A student who ignores peer and instructor feedback throughout the course will find their grade greatly reduced. We have observed that the skill of giving peer feedback requires instructor scaffolding and cultivation. At the beginning of each course, instructors post an announcement that addresses participation; explaining what it looks and sounds like. With regard to giving and receiving feedback, the instructor addresses each criterion referenced on the weekly participation rubric. For example:
|Critical feedback given to Critical Friends Group provides suggestions for revision or improvement of content and writing. This means that you have looked at the rubric indicators and have made certain that your colleagues have demonstrated the identified objectives. A simple “good job” or “great work” will not suffice here. You have to ask them questions for clarification, pose alternate means of saying something, or demonstrate how they can meet the criteria of the rubric more fully.|
|Feedback assists in aligning submitted assignments with Assignment Criteria. This means you need to make certain that you do provide comments that are linked to the assignment objectives.|
Giving critical feedback that is personal, relevant, and challenging — both on a student level and instructor level — has a positive impact on learning outcomes. One of the key questions on the student course evaluation inquires whether the instructor’s feedback provided assistance in improving the quality of assignments. Hence, improving our own feedback skills is a topic that is frequently re-visited in faculty development. Modeling effective feedback provides good examples for our students to observe and enhances their own peer feedback skills.

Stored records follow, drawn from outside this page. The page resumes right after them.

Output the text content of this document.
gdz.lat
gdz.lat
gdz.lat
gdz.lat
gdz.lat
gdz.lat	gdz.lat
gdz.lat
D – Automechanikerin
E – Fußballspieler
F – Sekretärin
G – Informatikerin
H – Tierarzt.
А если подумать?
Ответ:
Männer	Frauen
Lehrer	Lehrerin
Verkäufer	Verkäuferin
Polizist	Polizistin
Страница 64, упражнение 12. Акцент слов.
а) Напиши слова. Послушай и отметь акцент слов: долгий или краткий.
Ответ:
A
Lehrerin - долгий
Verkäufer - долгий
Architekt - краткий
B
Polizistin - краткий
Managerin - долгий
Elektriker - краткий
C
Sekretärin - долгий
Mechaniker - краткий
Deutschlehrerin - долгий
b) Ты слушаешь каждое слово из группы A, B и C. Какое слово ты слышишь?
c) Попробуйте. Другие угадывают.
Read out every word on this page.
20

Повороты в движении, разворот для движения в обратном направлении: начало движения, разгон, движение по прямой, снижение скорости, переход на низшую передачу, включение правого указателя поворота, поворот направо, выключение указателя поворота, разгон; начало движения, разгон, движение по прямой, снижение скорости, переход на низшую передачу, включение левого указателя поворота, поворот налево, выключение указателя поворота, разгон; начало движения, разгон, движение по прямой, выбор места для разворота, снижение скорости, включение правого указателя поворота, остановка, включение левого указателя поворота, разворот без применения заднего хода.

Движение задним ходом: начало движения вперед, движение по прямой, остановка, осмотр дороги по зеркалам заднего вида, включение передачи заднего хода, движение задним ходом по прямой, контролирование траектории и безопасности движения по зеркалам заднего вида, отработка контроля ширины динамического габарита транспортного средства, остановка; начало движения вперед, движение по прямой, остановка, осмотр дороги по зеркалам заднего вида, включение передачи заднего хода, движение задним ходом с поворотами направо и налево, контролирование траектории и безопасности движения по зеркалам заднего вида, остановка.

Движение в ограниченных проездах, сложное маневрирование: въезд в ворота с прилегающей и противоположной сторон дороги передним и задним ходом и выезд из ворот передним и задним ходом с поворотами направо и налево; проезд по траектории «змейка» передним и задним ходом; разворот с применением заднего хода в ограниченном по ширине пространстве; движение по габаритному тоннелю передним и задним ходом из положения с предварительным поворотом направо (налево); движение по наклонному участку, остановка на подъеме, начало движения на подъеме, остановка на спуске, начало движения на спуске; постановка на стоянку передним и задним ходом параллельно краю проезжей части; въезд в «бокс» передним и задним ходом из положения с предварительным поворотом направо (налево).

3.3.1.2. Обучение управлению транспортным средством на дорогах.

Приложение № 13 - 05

We are reminded of John Hattie’s words that the most valuable single innovation that enhances student achievement is that students receive “dollops of feedback.” Cultivating a learning environment where receiving critical feedback is invited and well received enhances the level of learning that is experienced in a class.
Hattie, J, & Timperley, H.,(2007). The power of feedback. Review of Educational Research. 77:81-112.
Debbi Leialoha, Ph.D. is the associate dean of Graduate Studies in the Gleazer School of Education at Graceland University. Shelly Leialoha, Ph.D. is an associate professor in the Gleazer School of Education at Graceland University. Sherry Leialoha-Waipa, Ph.D. is an assistant professor in the Gleazer School of Education at Graceland University.